Two-dimensional spatial orientation relation recognition between image objects

Recent advances in computer vision have concentrated on comprehension of the semantic features of images, particularly the spatial relations between objects—a fundamental semantic feature of visual scene understanding. This study systematically addresses the recognition problem of two-dimensional spatial orientation relations and develops the Target Spatial Orientation Vector Field (TSOVF) algorithm, a novel end-to-end framework to explicitly model spatial orientation dependencies. TSOVF algorithm introduces the learnable spatial orientation vector field to effectively encode the spatial orientation relation into a deep convolutional neural network model. The proposed architecture features a dual-branch design: the T-branch identifies object central points and classifies categories via keypoint estimation, while the S-branch constructs a pixel-level spatial orientation vector field. Each vector in this field quantifies the angular orientation between object pairs, with aggregated vector data determining the final spatial relation category. A dedicated fusion module synthesizes features from both branches, generating a structured triple list that documents detected objects, their inter-object spatial orientations, and associated confidence scores.
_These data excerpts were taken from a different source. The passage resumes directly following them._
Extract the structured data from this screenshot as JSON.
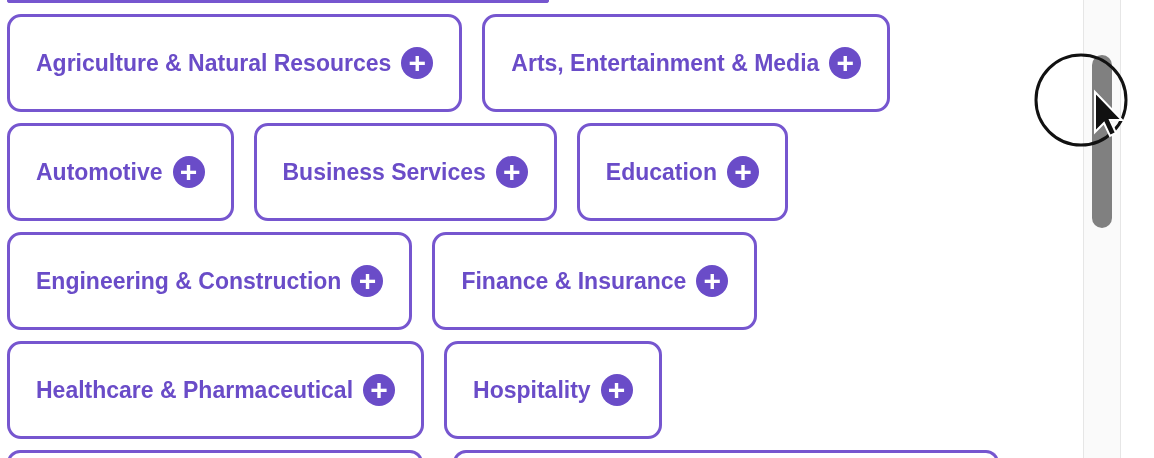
{
  "category_rows": [
    [
      {
        "label": "Agriculture & Natural Resources",
        "icon": "+"
      },
      {
        "label": "Arts, Entertainment & Media",
        "icon": "+"
      }
    ],
    [
      {
        "label": "Automotive",
        "icon": "+"
      },
      {
        "label": "Business Services",
        "icon": "+"
      },
      {
        "label": "Education",
        "icon": "+"
      }
    ],
    [
      {
        "label": "Engineering & Construction",
        "icon": "+"
      },
      {
        "label": "Finance & Insurance",
        "icon": "+"
      }
    ],
    [
      {
        "label": "Healthcare & Pharmaceutical",
        "icon": "+"
      },
      {
        "label": "Hospitality",
        "icon": "+"
      }
    ]
  ]
}
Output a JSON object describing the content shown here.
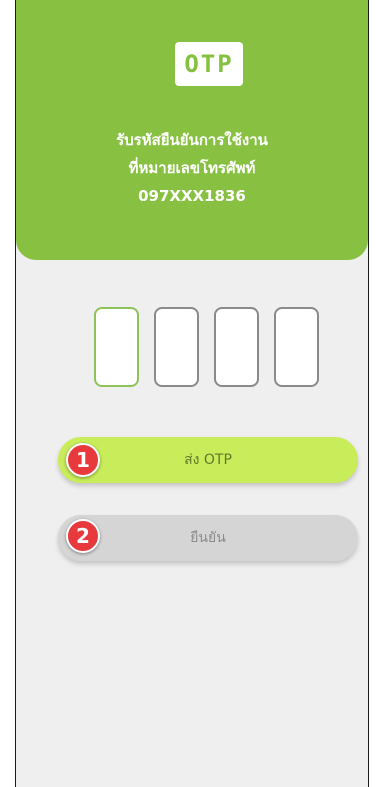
{
  "header": {
    "logo_text": "OTP",
    "line1": "รับรหัสยืนยันการใช้งาน",
    "line2": "ที่หมายเลขโทรศัพท์",
    "phone": "097XXX1836",
    "color": "#88c142"
  },
  "otp_inputs": [
    {
      "value": ""
    },
    {
      "value": ""
    },
    {
      "value": ""
    },
    {
      "value": ""
    }
  ],
  "buttons": {
    "send_label": "ส่ง OTP",
    "confirm_label": "ยืนยัน"
  },
  "markers": {
    "m1": "1",
    "m2": "2"
  }
}
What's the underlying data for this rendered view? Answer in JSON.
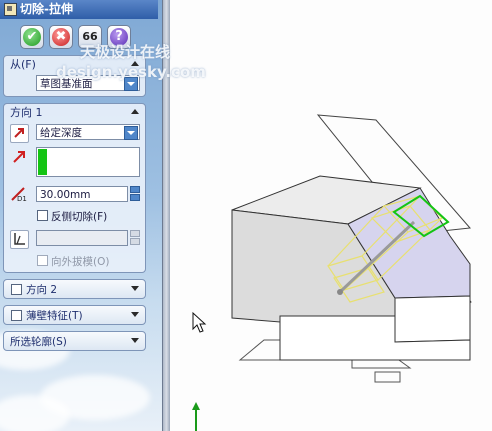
{
  "window": {
    "title": "切除-拉伸"
  },
  "buttons": {
    "ok": "✔",
    "cancel": "✖",
    "preview": "66",
    "help": "?"
  },
  "from_group": {
    "header": "从(F)",
    "start_condition": "草图基准面"
  },
  "direction1": {
    "header": "方向 1",
    "end_condition": "给定深度",
    "depth": "30.00mm",
    "flip_side_label": "反侧切除(F)",
    "draft_outward_label": "向外拔模(O)"
  },
  "direction2": {
    "header": "方向 2"
  },
  "thin_feature": {
    "header": "薄壁特征(T)"
  },
  "selected_contours": {
    "header": "所选轮廓(S)"
  },
  "watermark": {
    "line1": "天极设计在线",
    "line2": "design.yesky.com"
  },
  "colors": {
    "panel_top": "#7fa8d4",
    "titlebar": "#2f5ea8",
    "selection_green": "#14c414",
    "preview_yellow": "#e8e070",
    "lavender_face": "#d6d4ee"
  },
  "icons": {
    "ok": "check-icon",
    "cancel": "x-icon",
    "preview": "glasses-icon",
    "help": "question-icon",
    "direction": "arrow-icon",
    "depth": "ruler-icon",
    "draft": "draft-angle-icon",
    "cursor": "mouse-pointer-icon",
    "triad": "axis-triad-icon"
  }
}
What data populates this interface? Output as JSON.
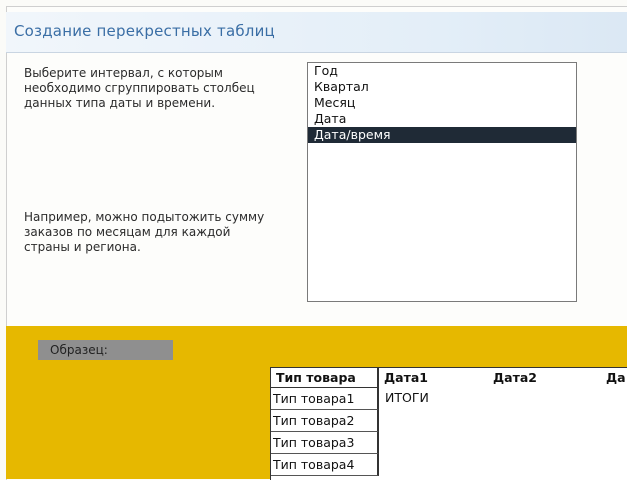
{
  "window": {
    "title": "Создание перекрестных таблиц"
  },
  "description": "Выберите интервал, с которым\nнеобходимо сгруппировать столбец\nданных типа даты и времени.",
  "example": "Например, можно подытожить сумму\n заказов по месяцам для каждой\nстраны и региона.",
  "interval_list": {
    "items": [
      "Год",
      "Квартал",
      "Месяц",
      "Дата",
      "Дата/время"
    ],
    "selected": "Дата/время"
  },
  "sample": {
    "label": "Образец:",
    "headers": [
      "Тип товара",
      "Дата1",
      "Дата2",
      "Да"
    ],
    "rows": [
      "Тип товара1",
      "Тип товара2",
      "Тип товара3",
      "Тип товара4"
    ],
    "total": "ИТОГИ"
  },
  "colors": {
    "title": "#3a6ea5",
    "sample_bg": "#e6b800",
    "selection": "#1f2a36"
  }
}
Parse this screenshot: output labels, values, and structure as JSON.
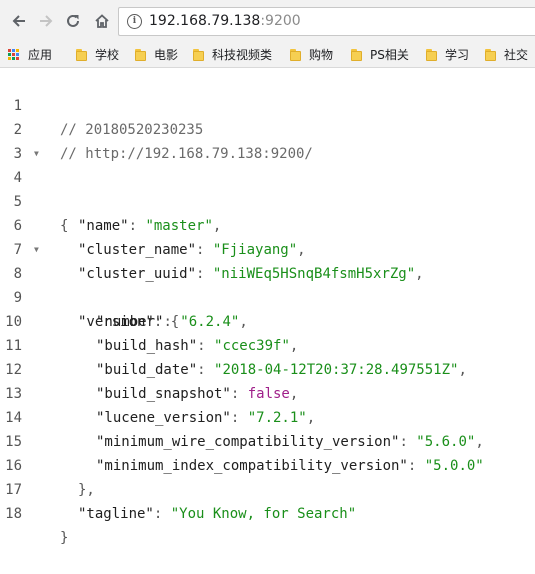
{
  "browser": {
    "url_host": "192.168.79.138",
    "url_port": ":9200"
  },
  "bookmarks": [
    {
      "label": "应用",
      "icon": "apps-grid-icon"
    },
    {
      "label": "学校",
      "icon": "folder-icon"
    },
    {
      "label": "电影",
      "icon": "folder-icon"
    },
    {
      "label": "科技视频类",
      "icon": "folder-icon"
    },
    {
      "label": "购物",
      "icon": "folder-icon"
    },
    {
      "label": "PS相关",
      "icon": "folder-icon"
    },
    {
      "label": "学习",
      "icon": "folder-icon"
    },
    {
      "label": "社交",
      "icon": "folder-icon"
    }
  ],
  "colors": {
    "string": "#1a8f1a",
    "boolean": "#a0208a",
    "comment": "#6a6a6a",
    "folder": "#f6cf52"
  },
  "json_view": {
    "line_numbers": [
      "1",
      "2",
      "3",
      "4",
      "5",
      "6",
      "7",
      "8",
      "9",
      "10",
      "11",
      "12",
      "13",
      "14",
      "15",
      "16",
      "17",
      "18"
    ],
    "comment_date": "// 20180520230235",
    "comment_url": "// http://192.168.79.138:9200/",
    "brace_open": "{",
    "brace_close": "}",
    "name_key": "\"name\"",
    "name_value": "\"master\"",
    "cluster_name_key": "\"cluster_name\"",
    "cluster_name_value": "\"Fjiayang\"",
    "cluster_uuid_key": "\"cluster_uuid\"",
    "cluster_uuid_value": "\"niiWEq5HSnqB4fsmH5xrZg\"",
    "version_key": "\"version\"",
    "number_key": "\"number\"",
    "number_value": "\"6.2.4\"",
    "build_hash_key": "\"build_hash\"",
    "build_hash_value": "\"ccec39f\"",
    "build_date_key": "\"build_date\"",
    "build_date_value": "\"2018-04-12T20:37:28.497551Z\"",
    "build_snapshot_key": "\"build_snapshot\"",
    "build_snapshot_value": "false",
    "lucene_version_key": "\"lucene_version\"",
    "lucene_version_value": "\"7.2.1\"",
    "min_wire_key": "\"minimum_wire_compatibility_version\"",
    "min_wire_value": "\"5.6.0\"",
    "min_index_key": "\"minimum_index_compatibility_version\"",
    "min_index_value": "\"5.0.0\"",
    "version_close": "},",
    "tagline_key": "\"tagline\"",
    "tagline_value": "\"You Know, for Search\""
  }
}
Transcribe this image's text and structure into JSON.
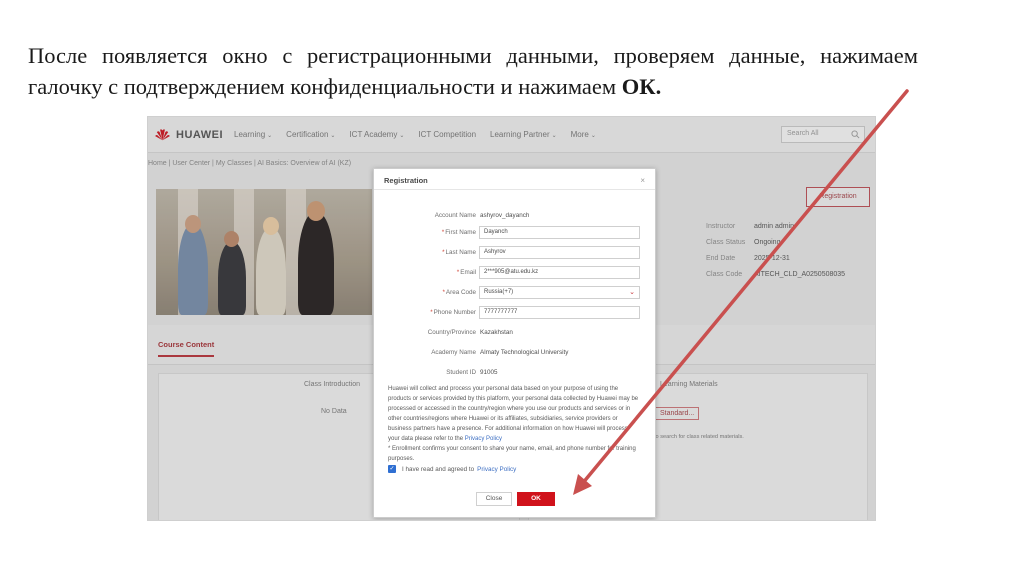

Evaluated on a PASCAL VOC2012-derived dataset, TSOVF algorithm achieves 94.8 % global accuracy and a class-balanced geometric mean (G-mean) of 0.798, demonstrating robust performance across various spatial configurations. For dominant orientation categories, the algorithm attains up to 95.9 % precision and 94.7 % F1-score, establishing it as a foundational benchmark for spatial relation recognition. These results validate TSOVF’s capacity to advance fine-grained visual relationship detection while providing a reproducible framework for future research in spatial-semantic analysis.